Le sens propre de « crabe tourteau », relevé chez Bernardin de Saint Pierre, est sorti d’usage au profit d’extensions métaphoriques diversement motivées.
Le cancre crabe aux pinces dort d’or
En référence à la démarche lente et difficile du crabe, le mot est entré dans l’argot scolaire à propos d’un élève nul (1662).

Les sens de « pauvre diable » (1651, La Fontaine) et d’« homme méprisable (pour sa rapacité) » (1740, par allusion aux pinces du crabe) sont sortis d’usage.
En revanche, on évoquera la cancrerie, nom féminin (1885), pour désigner familièrement la nullité d’un élève[3].

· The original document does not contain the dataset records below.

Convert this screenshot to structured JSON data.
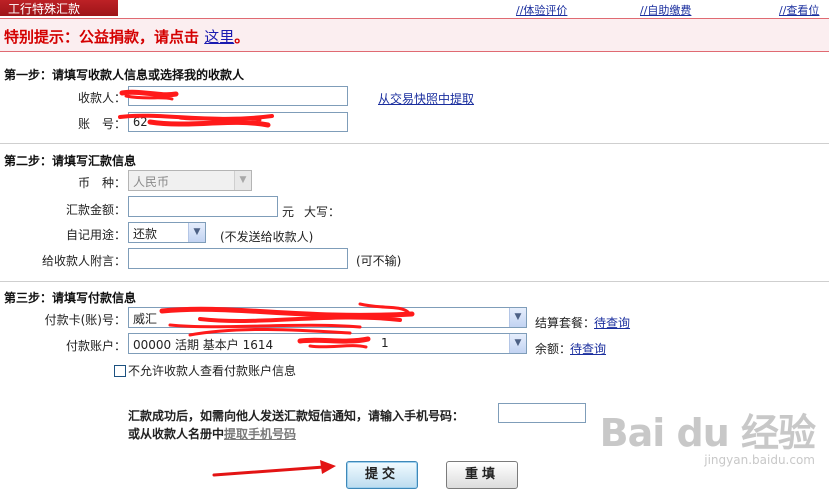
{
  "header": {
    "tab_title": "工行特殊汇款",
    "links": [
      "//体验评价",
      "//自助缴费",
      "//查看位"
    ]
  },
  "notice": {
    "text": "特别提示：公益捐款，请点击 ",
    "link_text": "这里",
    "suffix": "。"
  },
  "step1": {
    "title": "第一步：请填写收款人信息或选择我的收款人",
    "payee_label": "收款人：",
    "payee_value": "",
    "account_label": "账　号：",
    "account_value": "62",
    "snapshot_link": "从交易快照中提取"
  },
  "step2": {
    "title": "第二步：请填写汇款信息",
    "currency_label": "币　种：",
    "currency_value": "人民币",
    "amount_label": "汇款金额：",
    "amount_value": "",
    "amount_unit": "元",
    "uppercase_label": "大写：",
    "purpose_label": "自记用途：",
    "purpose_value": "还款",
    "purpose_note": "(不发送给收款人)",
    "message_label": "给收款人附言：",
    "message_value": "",
    "message_note": "(可不输)"
  },
  "step3": {
    "title": "第三步：请填写付款信息",
    "card_label": "付款卡(账)号：",
    "card_value": "威汇",
    "package_label": "结算套餐：",
    "package_link": "待查询",
    "account_label": "付款账户：",
    "account_value": "00000  活期  基本户  1614",
    "account_tail": "1",
    "balance_label": "余额：",
    "balance_link": "待查询",
    "deny_view_label": "不允许收款人查看付款账户信息"
  },
  "sms": {
    "line1": "汇款成功后，如需向他人发送汇款短信通知，请输入手机号码：",
    "line2_prefix": "或从收款人名册中",
    "line2_link": "提取手机号码",
    "phone_value": ""
  },
  "buttons": {
    "submit": "提交",
    "reset": "重填"
  },
  "watermark": {
    "logo": "Bai du 经验",
    "url": "jingyan.baidu.com"
  },
  "colors": {
    "notice_red": "#d40000",
    "link_blue": "#1a2e9e",
    "redaction": "#ff1a1a"
  }
}
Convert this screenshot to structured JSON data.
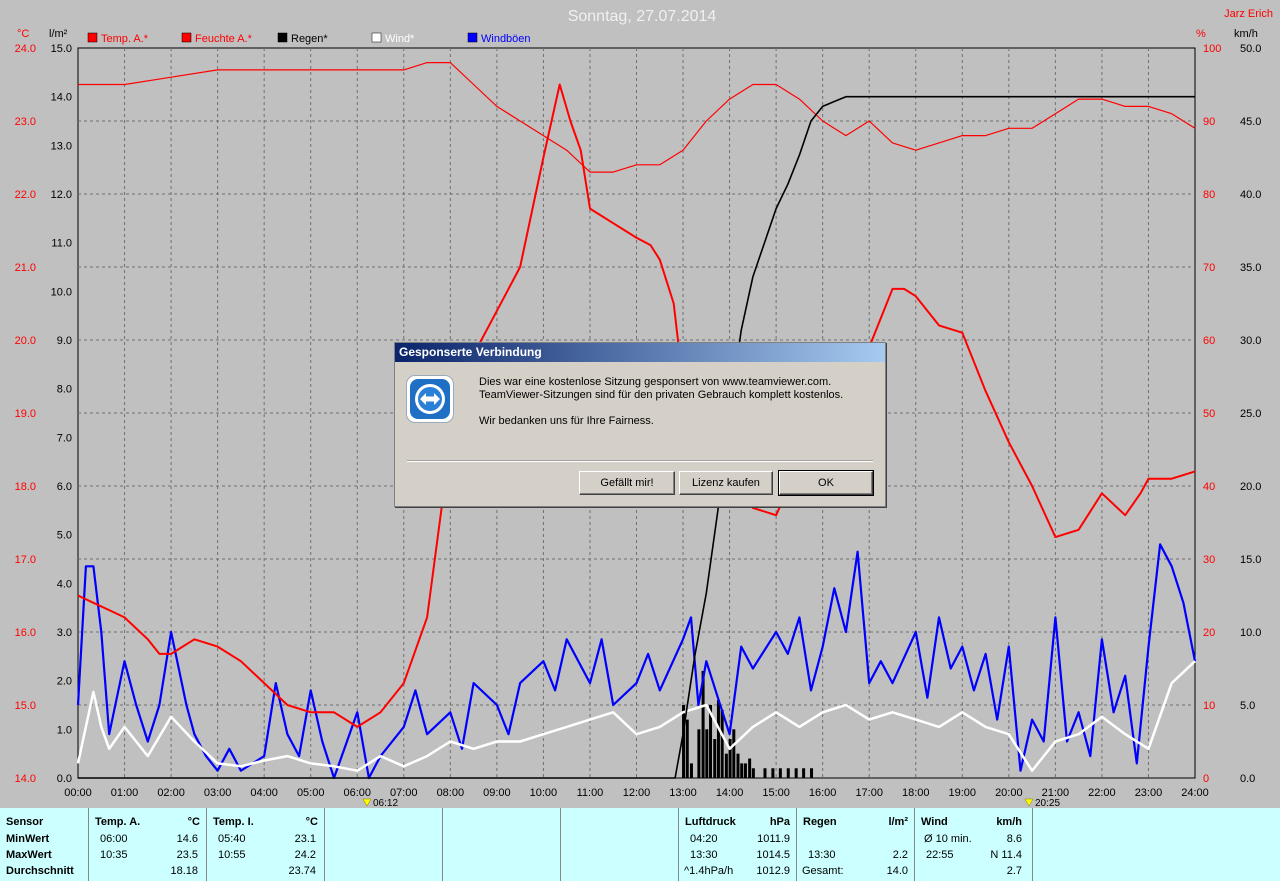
{
  "window": {
    "title": "Sonntag, 27.07.2014",
    "author": "Jarz Erich"
  },
  "colors": {
    "temp": "#ff0000",
    "humidity": "#ff0000",
    "rain": "#000000",
    "wind": "#ffffff",
    "gust": "#0000ff",
    "plot_bg": "#c0c0c0",
    "info_bg": "#ccffff",
    "marker": "#ffff00"
  },
  "axes_units": {
    "temp": "°C",
    "rain": "l/m²",
    "humidity": "%",
    "wind": "km/h"
  },
  "markers": {
    "sunrise": "06:12",
    "sunset": "20:25"
  },
  "info_panel": {
    "row_labels": [
      "Sensor",
      "MinWert",
      "MaxWert",
      "Durchschnitt"
    ],
    "temp_a": {
      "title": "Temp. A.",
      "unit": "°C",
      "min_time": "06:00",
      "min": "14.6",
      "max_time": "10:35",
      "max": "23.5",
      "avg": "18.18"
    },
    "temp_i": {
      "title": "Temp. I.",
      "unit": "°C",
      "min_time": "05:40",
      "min": "23.1",
      "max_time": "10:55",
      "max": "24.2",
      "avg": "23.74"
    },
    "pressure": {
      "title": "Luftdruck",
      "unit": "hPa",
      "min_time": "04:20",
      "min": "1011.9",
      "max_time": "13:30",
      "max": "1014.5",
      "trend": "^1.4hPa/h",
      "avg": "1012.9"
    },
    "rain": {
      "title": "Regen",
      "unit": "l/m²",
      "max_time": "13:30",
      "max": "2.2",
      "total_label": "Gesamt:",
      "total": "14.0"
    },
    "wind": {
      "title": "Wind",
      "unit": "km/h",
      "avg10_label": "Ø 10 min.",
      "avg10": "8.6",
      "max_time": "22:55",
      "max": "N 11.4",
      "avg": "2.7"
    }
  },
  "dialog": {
    "title": "Gesponserte Verbindung",
    "line1": "Dies war eine kostenlose Sitzung gesponsert von www.teamviewer.com.",
    "line2": "TeamViewer-Sitzungen sind für den privaten Gebrauch komplett kostenlos.",
    "line3": "Wir bedanken uns für Ihre Fairness.",
    "btn_like": "Gefällt mir!",
    "btn_license": "Lizenz kaufen",
    "btn_ok": "OK",
    "icon": "teamviewer-icon"
  },
  "chart_data": {
    "type": "line",
    "title": "Sonntag, 27.07.2014",
    "x_ticks": [
      "00:00",
      "01:00",
      "02:00",
      "03:00",
      "04:00",
      "05:00",
      "06:00",
      "07:00",
      "08:00",
      "09:00",
      "10:00",
      "11:00",
      "12:00",
      "13:00",
      "14:00",
      "15:00",
      "16:00",
      "17:00",
      "18:00",
      "19:00",
      "20:00",
      "21:00",
      "22:00",
      "23:00",
      "24:00"
    ],
    "xlim": [
      0,
      24
    ],
    "grid": true,
    "legend": [
      "Temp. A.*",
      "Feuchte A.*",
      "Regen*",
      "Wind*",
      "Windböen"
    ],
    "legend_placement": "top",
    "axes": {
      "temp": {
        "unit": "°C",
        "range": [
          14.0,
          24.0
        ],
        "ticks": [
          "14.0",
          "15.0",
          "16.0",
          "17.0",
          "18.0",
          "19.0",
          "20.0",
          "21.0",
          "22.0",
          "23.0",
          "24.0"
        ]
      },
      "rain": {
        "unit": "l/m²",
        "range": [
          0.0,
          15.0
        ],
        "ticks": [
          "0.0",
          "1.0",
          "2.0",
          "3.0",
          "4.0",
          "5.0",
          "6.0",
          "7.0",
          "8.0",
          "9.0",
          "10.0",
          "11.0",
          "12.0",
          "13.0",
          "14.0",
          "15.0"
        ]
      },
      "humidity": {
        "unit": "%",
        "range": [
          0,
          100
        ],
        "ticks": [
          "0",
          "10",
          "20",
          "30",
          "40",
          "50",
          "60",
          "70",
          "80",
          "90",
          "100"
        ]
      },
      "wind": {
        "unit": "km/h",
        "range": [
          0.0,
          50.0
        ],
        "ticks": [
          "0.0",
          "5.0",
          "10.0",
          "15.0",
          "20.0",
          "25.0",
          "30.0",
          "35.0",
          "40.0",
          "45.0",
          "50.0"
        ]
      }
    },
    "series": [
      {
        "name": "Temp. A.*",
        "axis": "temp",
        "x": [
          0,
          0.33,
          0.67,
          1,
          1.5,
          1.75,
          2,
          2.5,
          3,
          3.5,
          4,
          4.5,
          5,
          5.5,
          6,
          6.5,
          7,
          7.5,
          8,
          8.5,
          9,
          9.5,
          10,
          10.35,
          10.58,
          10.8,
          11,
          11.5,
          12,
          12.3,
          12.5,
          12.8,
          13,
          13.5,
          14,
          14.5,
          15,
          15.5,
          16,
          16.5,
          17,
          17.5,
          17.75,
          18,
          18.5,
          19,
          19.5,
          20,
          20.5,
          21,
          21.5,
          22,
          22.5,
          22.83,
          23,
          23.5,
          24
        ],
        "values": [
          16.5,
          16.4,
          16.3,
          16.2,
          15.9,
          15.7,
          15.7,
          15.9,
          15.8,
          15.6,
          15.3,
          15.0,
          14.9,
          14.9,
          14.7,
          14.9,
          15.3,
          16.2,
          18.6,
          19.8,
          20.4,
          21.0,
          22.5,
          23.5,
          23.0,
          22.6,
          21.8,
          21.6,
          21.4,
          21.3,
          21.1,
          20.5,
          19.4,
          18.6,
          18.4,
          17.7,
          17.6,
          18.3,
          18.8,
          19.5,
          19.9,
          20.7,
          20.7,
          20.6,
          20.2,
          20.1,
          19.3,
          18.6,
          18.0,
          17.3,
          17.4,
          17.9,
          17.6,
          17.9,
          18.1,
          18.1,
          18.2
        ]
      },
      {
        "name": "Feuchte A.*",
        "axis": "humidity",
        "x": [
          0,
          1,
          2,
          3,
          4,
          5,
          6,
          6.5,
          7,
          7.5,
          8,
          8.5,
          9,
          9.5,
          10,
          10.5,
          11,
          11.5,
          12,
          12.5,
          13,
          13.5,
          14,
          14.5,
          15,
          15.5,
          16,
          16.5,
          17,
          17.5,
          18,
          18.5,
          19,
          19.5,
          20,
          20.5,
          21,
          21.5,
          22,
          22.5,
          23,
          23.5,
          24
        ],
        "values": [
          95,
          95,
          96,
          97,
          97,
          97,
          97,
          97,
          97,
          98,
          98,
          95,
          92,
          90,
          88,
          86,
          83,
          83,
          84,
          84,
          86,
          90,
          93,
          95,
          95,
          93,
          90,
          88,
          90,
          87,
          86,
          87,
          88,
          88,
          89,
          89,
          91,
          93,
          93,
          92,
          92,
          91,
          89
        ]
      },
      {
        "name": "Regen*",
        "axis": "rain",
        "x": [
          0,
          12.83,
          13,
          13.25,
          13.5,
          13.75,
          14,
          14.25,
          14.5,
          14.75,
          15,
          15.25,
          15.5,
          15.75,
          16,
          16.25,
          16.5,
          17,
          24
        ],
        "values": [
          0.0,
          0.0,
          0.9,
          2.5,
          3.8,
          5.5,
          7.5,
          9.2,
          10.3,
          11.0,
          11.7,
          12.2,
          12.8,
          13.5,
          13.8,
          13.9,
          14.0,
          14.0,
          14.0
        ]
      },
      {
        "name": "Wind*",
        "axis": "wind",
        "x": [
          0,
          0.33,
          0.5,
          0.67,
          1,
          1.5,
          2,
          2.5,
          3,
          3.5,
          4,
          4.5,
          5,
          5.5,
          6,
          6.5,
          7,
          7.5,
          8,
          8.5,
          9,
          9.5,
          10,
          10.5,
          11,
          11.5,
          12,
          12.5,
          13,
          13.5,
          14,
          14.5,
          15,
          15.5,
          16,
          16.5,
          17,
          17.5,
          18,
          18.5,
          19,
          19.5,
          20,
          20.5,
          21,
          21.5,
          22,
          22.5,
          23,
          23.5,
          24
        ],
        "values": [
          1.0,
          5.9,
          3.5,
          2.0,
          3.5,
          1.5,
          4.2,
          2.5,
          1.0,
          0.8,
          1.2,
          1.5,
          1.0,
          0.8,
          0.5,
          1.5,
          0.8,
          1.5,
          2.5,
          2.0,
          2.5,
          2.5,
          3.0,
          3.5,
          4.0,
          4.5,
          3.0,
          3.5,
          4.5,
          5.0,
          2.0,
          3.5,
          4.5,
          3.5,
          4.5,
          5.0,
          4.0,
          4.5,
          4.0,
          3.5,
          4.5,
          3.5,
          3.0,
          0.5,
          2.5,
          3.0,
          4.2,
          3.0,
          2.0,
          6.5,
          8.0
        ]
      },
      {
        "name": "Windböen",
        "axis": "wind",
        "x": [
          0,
          0.17,
          0.33,
          0.5,
          0.67,
          1,
          1.25,
          1.5,
          1.75,
          2,
          2.33,
          2.5,
          2.75,
          3,
          3.25,
          3.5,
          4,
          4.25,
          4.5,
          4.75,
          5,
          5.25,
          5.5,
          6,
          6.25,
          6.5,
          7,
          7.25,
          7.5,
          8,
          8.25,
          8.5,
          9,
          9.25,
          9.5,
          10,
          10.25,
          10.5,
          11,
          11.25,
          11.5,
          12,
          12.25,
          12.5,
          13,
          13.17,
          13.33,
          13.5,
          13.75,
          14,
          14.25,
          14.5,
          15,
          15.25,
          15.5,
          15.75,
          16,
          16.25,
          16.5,
          16.75,
          17,
          17.25,
          17.5,
          18,
          18.25,
          18.5,
          18.75,
          19,
          19.25,
          19.5,
          19.75,
          20,
          20.25,
          20.5,
          20.75,
          21,
          21.25,
          21.5,
          21.75,
          22,
          22.25,
          22.5,
          22.75,
          23,
          23.25,
          23.5,
          23.75,
          24
        ],
        "values": [
          5.0,
          14.5,
          14.5,
          10.0,
          3.0,
          8.0,
          5.0,
          2.5,
          5.0,
          10.0,
          5.0,
          3.0,
          1.5,
          0.5,
          2.0,
          0.5,
          1.5,
          6.5,
          3.0,
          1.5,
          6.0,
          2.5,
          0.0,
          4.5,
          0.0,
          1.5,
          3.5,
          6.0,
          3.0,
          4.5,
          2.0,
          6.5,
          5.0,
          3.0,
          6.5,
          8.0,
          6.0,
          9.5,
          6.5,
          9.5,
          5.0,
          6.5,
          8.5,
          6.0,
          9.5,
          11.0,
          5.0,
          8.0,
          5.5,
          3.0,
          9.0,
          7.5,
          10.0,
          8.5,
          11.0,
          6.0,
          9.0,
          13.0,
          10.0,
          15.5,
          6.5,
          8.0,
          6.5,
          10.0,
          5.5,
          11.0,
          7.5,
          9.0,
          6.0,
          8.5,
          4.0,
          9.0,
          0.5,
          4.0,
          2.5,
          11.0,
          2.5,
          4.5,
          1.5,
          9.5,
          4.5,
          7.0,
          1.0,
          9.0,
          16.0,
          14.5,
          12.0,
          8.0
        ]
      }
    ],
    "rain_bars": {
      "axis": "rain",
      "x": [
        13.0,
        13.08,
        13.17,
        13.33,
        13.42,
        13.5,
        13.58,
        13.67,
        13.75,
        13.83,
        13.92,
        14.0,
        14.08,
        14.17,
        14.25,
        14.33,
        14.42,
        14.5,
        14.75,
        14.92,
        15.08,
        15.25,
        15.42,
        15.58,
        15.75
      ],
      "values": [
        1.5,
        1.2,
        0.3,
        1.0,
        2.2,
        1.0,
        1.5,
        0.8,
        1.6,
        1.4,
        0.5,
        0.8,
        1.0,
        0.5,
        0.3,
        0.3,
        0.4,
        0.2,
        0.2,
        0.2,
        0.2,
        0.2,
        0.2,
        0.2,
        0.2
      ]
    }
  }
}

Mais qu’importe au fond si nos notes dénotent et si notre scolarité provoque l’hilarité :
Le premier de la classe ignore le plaisir que prend le cancre à regarder par la fenêtre.
Robert Doisneau
À défaut de soigner sa rentrée, on peut donc réussir sa sortie !
Hannibal LECTEUR, c’est cancre le bonheur ?
En bonus : Qui mieux que les Sous-doués pour rendre hommage aux cancres ? On a un grand poil dans la main ♫ Daniel Auteuil (1980)
Notes et références – Cancre
[1] Citons également cancrelat, nom masculin. C’est la réfection, sous l’influence de cancre (1775, cancrelas), du plus ancien cackerlac (1704). Celui-ci est emprunté au néerlandais kakkerlak « blatte d’Amérique », lui-même originaire d’Amérique du Sud (par l’espagnol) ou d’Espagne et attesté depuis 1675 (mais antérieur à en juger par le bas allemand attesté dès 1524).
Le mot désigne un insecte qui infeste les navires et les denrées alimentaires. Par métaphore, il désigne péjorativement une personne sournoise, répugnante, envahissante, avec une valeur voisine de celle de cloporte.
[2] Les deux mots appartiennent, avec le grec karkaros « dur » et le sanskrit karkata « crabe », à une racine indoeuropéenne.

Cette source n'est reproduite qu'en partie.